When living in captivity, these bats roost in artificial structures such as houses, culverts, and water towers. Though this bat is an opportunistic predator (diet depends upon prey availability), smaller bats, fish, and frogs constitute much of the biomass of its diet, so changes in rainfall such as drought can be detrimental to them by eliminating larger prey.

==Diet==
As this species is strong, it preys on other bats, birds, scorpions, sun spiders, frogs, and even grabs fish near the surface of the water. It swoops onto its prey. The bats that it consumes tend to weigh 5-10 g. N. grandis will consume smaller bats during the winter season (June and July), and will only eat smaller bats that have entered the roost during the remainder of the year.

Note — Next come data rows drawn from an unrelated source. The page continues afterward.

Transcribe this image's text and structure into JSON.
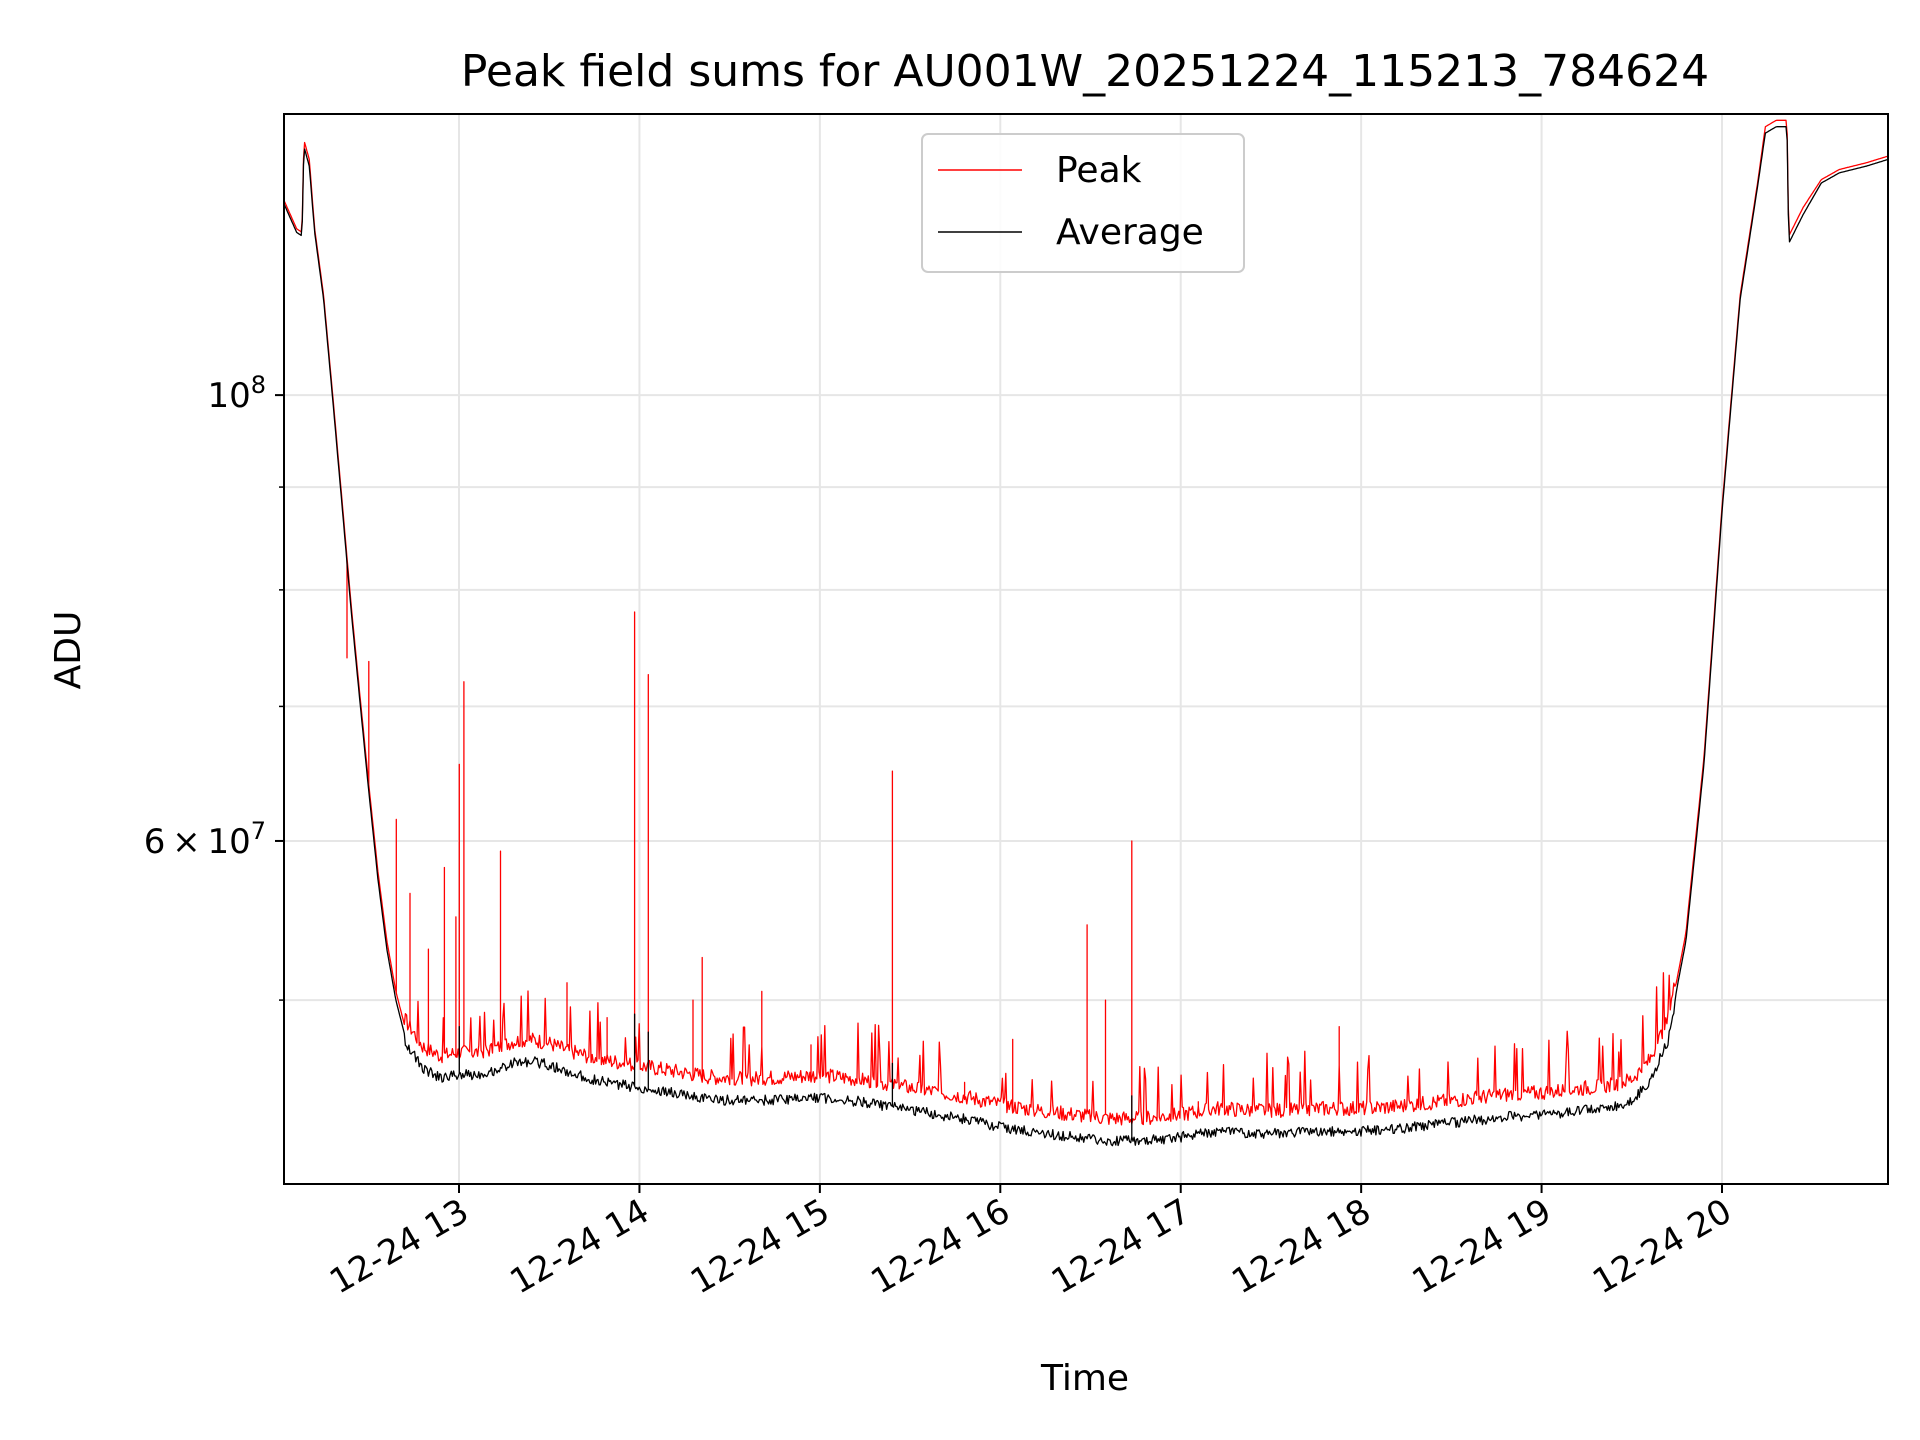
{
  "chart_data": {
    "type": "line",
    "title": "Peak field sums for AU001W_20251224_115213_784624",
    "xlabel": "Time",
    "ylabel": "ADU",
    "yscale": "log",
    "ylim": [
      40500000,
      138000000
    ],
    "xlim": [
      12.03,
      20.92
    ],
    "x_ticks": [
      {
        "value": 13,
        "label": "12-24 13"
      },
      {
        "value": 14,
        "label": "12-24 14"
      },
      {
        "value": 15,
        "label": "12-24 15"
      },
      {
        "value": 16,
        "label": "12-24 16"
      },
      {
        "value": 17,
        "label": "12-24 17"
      },
      {
        "value": 18,
        "label": "12-24 18"
      },
      {
        "value": 19,
        "label": "12-24 19"
      },
      {
        "value": 20,
        "label": "12-24 20"
      }
    ],
    "y_major_ticks": [
      {
        "value": 100000000,
        "base": "10",
        "exp": "8"
      },
      {
        "value": 60000000,
        "mantissa": "6",
        "times": "×",
        "base": "10",
        "exp": "7"
      }
    ],
    "y_minor_ticks": [
      50000000,
      70000000,
      80000000,
      90000000
    ],
    "grid": true,
    "legend": {
      "position": "top-center",
      "entries": [
        "Peak",
        "Average"
      ]
    },
    "series": [
      {
        "name": "Peak",
        "color": "#ff0000",
        "baseline": [
          [
            12.03,
            125000000
          ],
          [
            12.1,
            121000000
          ],
          [
            12.13,
            120500000
          ],
          [
            12.14,
            134000000
          ],
          [
            12.17,
            131000000
          ],
          [
            12.2,
            121000000
          ],
          [
            12.25,
            112000000
          ],
          [
            12.3,
            100000000
          ],
          [
            12.35,
            89000000
          ],
          [
            12.4,
            79000000
          ],
          [
            12.45,
            71000000
          ],
          [
            12.5,
            64000000
          ],
          [
            12.55,
            58000000
          ],
          [
            12.6,
            53500000
          ],
          [
            12.65,
            50500000
          ],
          [
            12.7,
            48500000
          ],
          [
            12.8,
            47000000
          ],
          [
            12.9,
            46500000
          ],
          [
            13.0,
            46700000
          ],
          [
            13.1,
            46700000
          ],
          [
            13.2,
            46900000
          ],
          [
            13.3,
            47300000
          ],
          [
            13.4,
            47400000
          ],
          [
            13.5,
            47200000
          ],
          [
            13.6,
            46800000
          ],
          [
            13.8,
            46300000
          ],
          [
            14.0,
            46000000
          ],
          [
            14.2,
            45700000
          ],
          [
            14.4,
            45400000
          ],
          [
            14.6,
            45300000
          ],
          [
            14.8,
            45400000
          ],
          [
            15.0,
            45500000
          ],
          [
            15.2,
            45300000
          ],
          [
            15.4,
            45000000
          ],
          [
            15.6,
            44700000
          ],
          [
            15.8,
            44400000
          ],
          [
            16.0,
            44000000
          ],
          [
            16.2,
            43700000
          ],
          [
            16.4,
            43500000
          ],
          [
            16.6,
            43300000
          ],
          [
            16.8,
            43300000
          ],
          [
            17.0,
            43500000
          ],
          [
            17.2,
            43800000
          ],
          [
            17.4,
            43700000
          ],
          [
            17.6,
            43700000
          ],
          [
            17.8,
            43800000
          ],
          [
            18.0,
            43800000
          ],
          [
            18.2,
            43900000
          ],
          [
            18.4,
            44100000
          ],
          [
            18.6,
            44300000
          ],
          [
            18.8,
            44500000
          ],
          [
            19.0,
            44600000
          ],
          [
            19.2,
            44800000
          ],
          [
            19.4,
            45000000
          ],
          [
            19.5,
            45300000
          ],
          [
            19.6,
            46300000
          ],
          [
            19.7,
            48500000
          ],
          [
            19.8,
            54000000
          ],
          [
            19.9,
            66000000
          ],
          [
            20.0,
            88000000
          ],
          [
            20.1,
            112000000
          ],
          [
            20.2,
            128000000
          ],
          [
            20.24,
            136000000
          ],
          [
            20.3,
            137000000
          ],
          [
            20.36,
            137000000
          ],
          [
            20.37,
            120000000
          ],
          [
            20.45,
            124000000
          ],
          [
            20.55,
            128000000
          ],
          [
            20.65,
            129500000
          ],
          [
            20.8,
            130500000
          ],
          [
            20.92,
            131500000
          ]
        ],
        "spikes": [
          [
            12.38,
            74000000
          ],
          [
            12.5,
            73700000
          ],
          [
            12.65,
            61500000
          ],
          [
            12.73,
            56500000
          ],
          [
            12.83,
            53000000
          ],
          [
            12.92,
            58200000
          ],
          [
            12.98,
            55000000
          ],
          [
            13.0,
            65500000
          ],
          [
            13.03,
            72000000
          ],
          [
            13.23,
            59300000
          ],
          [
            13.6,
            51000000
          ],
          [
            13.82,
            49000000
          ],
          [
            13.97,
            78000000
          ],
          [
            14.05,
            72600000
          ],
          [
            14.3,
            50000000
          ],
          [
            14.35,
            52500000
          ],
          [
            14.68,
            50500000
          ],
          [
            14.95,
            47500000
          ],
          [
            15.4,
            65000000
          ],
          [
            15.8,
            45500000
          ],
          [
            16.07,
            47800000
          ],
          [
            16.48,
            54500000
          ],
          [
            16.58,
            50000000
          ],
          [
            16.73,
            60000000
          ],
          [
            17.1,
            44500000
          ],
          [
            17.88,
            48500000
          ]
        ]
      },
      {
        "name": "Average",
        "color": "#000000",
        "baseline": [
          [
            12.03,
            124500000
          ],
          [
            12.1,
            120500000
          ],
          [
            12.13,
            120000000
          ],
          [
            12.14,
            133000000
          ],
          [
            12.17,
            130000000
          ],
          [
            12.2,
            120500000
          ],
          [
            12.25,
            111500000
          ],
          [
            12.3,
            99500000
          ],
          [
            12.35,
            88500000
          ],
          [
            12.4,
            78500000
          ],
          [
            12.45,
            70500000
          ],
          [
            12.5,
            63500000
          ],
          [
            12.55,
            57500000
          ],
          [
            12.6,
            53000000
          ],
          [
            12.65,
            50000000
          ],
          [
            12.7,
            48000000
          ],
          [
            12.8,
            46500000
          ],
          [
            12.9,
            46000000
          ],
          [
            13.0,
            46200000
          ],
          [
            13.1,
            46200000
          ],
          [
            13.2,
            46400000
          ],
          [
            13.3,
            46800000
          ],
          [
            13.4,
            46900000
          ],
          [
            13.5,
            46700000
          ],
          [
            13.6,
            46300000
          ],
          [
            13.8,
            45800000
          ],
          [
            14.0,
            45500000
          ],
          [
            14.2,
            45200000
          ],
          [
            14.4,
            44900000
          ],
          [
            14.6,
            44800000
          ],
          [
            14.8,
            44900000
          ],
          [
            15.0,
            45000000
          ],
          [
            15.2,
            44800000
          ],
          [
            15.4,
            44500000
          ],
          [
            15.6,
            44200000
          ],
          [
            15.8,
            43900000
          ],
          [
            16.0,
            43500000
          ],
          [
            16.2,
            43200000
          ],
          [
            16.4,
            43000000
          ],
          [
            16.6,
            42800000
          ],
          [
            16.8,
            42800000
          ],
          [
            17.0,
            43000000
          ],
          [
            17.2,
            43300000
          ],
          [
            17.4,
            43200000
          ],
          [
            17.6,
            43200000
          ],
          [
            17.8,
            43300000
          ],
          [
            18.0,
            43300000
          ],
          [
            18.2,
            43400000
          ],
          [
            18.4,
            43600000
          ],
          [
            18.6,
            43800000
          ],
          [
            18.8,
            44000000
          ],
          [
            19.0,
            44100000
          ],
          [
            19.2,
            44300000
          ],
          [
            19.4,
            44500000
          ],
          [
            19.5,
            44800000
          ],
          [
            19.6,
            45800000
          ],
          [
            19.7,
            48000000
          ],
          [
            19.8,
            53500000
          ],
          [
            19.9,
            65500000
          ],
          [
            20.0,
            87500000
          ],
          [
            20.1,
            111500000
          ],
          [
            20.2,
            127500000
          ],
          [
            20.24,
            135000000
          ],
          [
            20.3,
            136000000
          ],
          [
            20.36,
            136000000
          ],
          [
            20.37,
            119000000
          ],
          [
            20.45,
            123000000
          ],
          [
            20.55,
            127500000
          ],
          [
            20.65,
            129000000
          ],
          [
            20.8,
            130000000
          ],
          [
            20.92,
            131000000
          ]
        ],
        "spikes": [
          [
            13.0,
            48500000
          ],
          [
            13.97,
            49200000
          ],
          [
            14.05,
            48200000
          ],
          [
            15.4,
            46500000
          ],
          [
            16.73,
            44800000
          ]
        ]
      }
    ]
  }
}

Bats, frogs, and fish are important as prey because they constitute most of the biomass of N. grandis diet, whereas arthropods make up less than 20% of the diet. As mentioned, these bats are opportunistic predators, so geographical variation and changes in rainfall have a tremendous impact on their diet. N. grandis uses rate of encounter with prey to determine which foraging style would be the most advantageous, and uses this information to adjust its prey selection.